Not sure if I'll have time to remake it for the jam (which probably looks bad since I'm an organizer) but I might dig it up and post it for all to see and laugh at.

- Sebastian (Game Designer at Cactus Labs)

(1 edit)

This was me. I was one of those "I love games. I'm an idea man. Making them shouldn't be too hard right?" I am currently still only progressing slowly, but I actually feel as if I can call myself a creator now. I joined this jam because I have always wanted to remake my first game. Here's to hoping I actually follow through!

-Edit- My first game: Hobbox. Ignore the quit button that does nothing since it is an HTML5 version of the game. But yeah, this will be the one I am remaking.

(1 edit)

I didn't know that physics engines were a thing. My game involved bouncing balls off of walls, so knowing how collisions occur (angle of entry equals angle of entry with respect to the tangent of the normal of the surface) would have made the game more predictable. But for what I knew at my age (12) it was a big deal making a game like that, even if I was doing it entirely wrong on the algo for bouncing objects off of surfaces.

(1 edit)

I didn't know anything about "real" programming, so my first game was built entirely in stagecast creator - (which in hindsight, was a pretty great piece of software). Big downside is now I can't play any of that old stuff since the stagecast software has long since stopped existing.

I knew absolutely nothing. I changed the assets on one of the many templates, added some more game mechanics. And slaped a 17$ animation on it. then paid 80$ to submit it to Indie-cade. (It was the first thing I bought with my first paycheck). So I guess I'm a little excited to try again...maybe


How much I didn't know!

When I made my first game I was cocky as shit, thought I knew everything just because I'd built a few levels in hammer-editor as a teen. Hooo boy I knew nothing about actually making games. I quickly learned just how much there is to think about even with a very simple platformer game.

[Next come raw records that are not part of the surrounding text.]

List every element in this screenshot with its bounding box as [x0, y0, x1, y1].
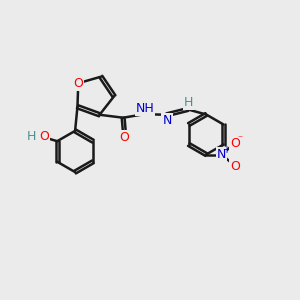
Text: NH: NH — [136, 102, 154, 115]
Text: O: O — [120, 131, 130, 144]
Text: ⁻: ⁻ — [238, 134, 243, 144]
Text: N: N — [162, 114, 172, 127]
Text: H: H — [184, 96, 193, 109]
Text: +: + — [222, 146, 230, 155]
Text: O: O — [73, 77, 83, 90]
Text: O: O — [230, 136, 240, 149]
Text: O: O — [39, 130, 49, 143]
Text: H: H — [27, 130, 36, 143]
Text: N: N — [217, 148, 226, 161]
Text: O: O — [230, 160, 240, 172]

I had a dude move left/right and jump up, and collide with seaguls which just moved back and forth. It was built in Torque engine and the whole game had maybe 20 seconds of actual content but it took us like 2 weeks to make or something.

I'm quite looking forward to this, although I'll probably only have time to devote maybe a week or 10 days of evenings to it.

Didn't know anything about functions, code duplication everywhere, memory leaks, crying orphans in the slums of memory without any pointer to rely on. And this was only a console game mind you.

I pretty much was learning how to code in C#/Unity3D, so most of what I implemented in my game was done after studying the engine documentation. Too bad that I hadn't been practicing, so I forgot some things.